New Zealand Scientists Believe There Could Be 100 Billion Earth-like Planets in Galaxy
For years, scientists have been trying hard to find existence of earth-like planets in our solar system.
And now, researchers at the University of Auckland in New Zealand have come up with a new method for finding planets similar to Earth in Milky Way galaxy and believe that there could be as many as 100 billion of them.
Lead author of the planet search Dr. Phil Yock from the University of Auckland's Department of Physics said his team's strategy is to use a gravitational microlensing technique, currently used by a Japan-New Zealand collaboration called MOA (Microlensing Observations in Astrophysics) at New Zealand's Mt John Observatory.

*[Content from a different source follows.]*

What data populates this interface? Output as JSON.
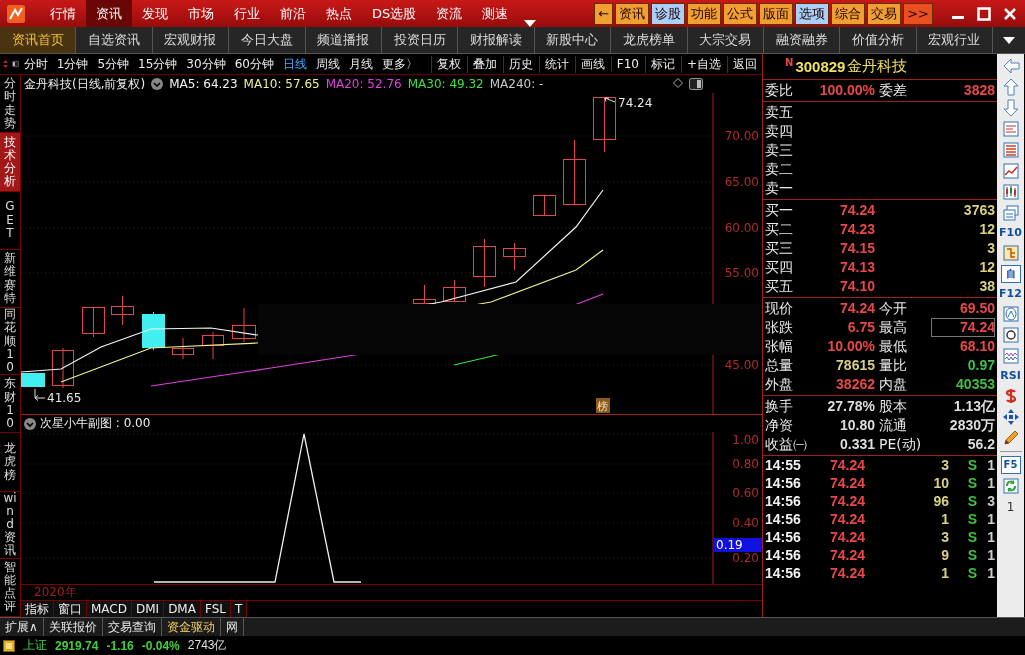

He detailed that the work will require a combination of data from microlensing and the NASA Kepler space telescope.
Kepler spacecraft looks for distant planets by measuring the loss of light from a star when a planet orbits between the earth and the star, whereas microlensing measures the deflection of light from a distant star that passes through a planetary system en route to Earth. This effect was predicted by Albert Einstein in 1936 and has been used successfully to find exoplanets.
"Kepler finds Earth-sized planets that are quite close to parent stars, and it estimates that there are 17 billion such planets in the Milky Way. These planets are generally hotter than Earth," he said, "Our proposal is to measure the number of Earth-mass planets orbiting stars at distances typically twice the Sun-Earth distance. Our planets will therefore be cooler than the Earth."
"By interpolating between the Kepler and microlensing observation results, we should get a good estimate of the number of Earthlike, habitable planets in the Galaxy," he added.
"We anticipate a number in the order of 100 billion. Of course, it will be a long way from measuring this number to actually finding inhabited planets, but it will be a step along the way," he said.
Yock claimed that earth-sized planets could be detected more easily if a worldwide network of moderate-sized, robotic telescopes was available to monitor them.
The work has been published in Monthly Notices of the Royal Astronomical Society.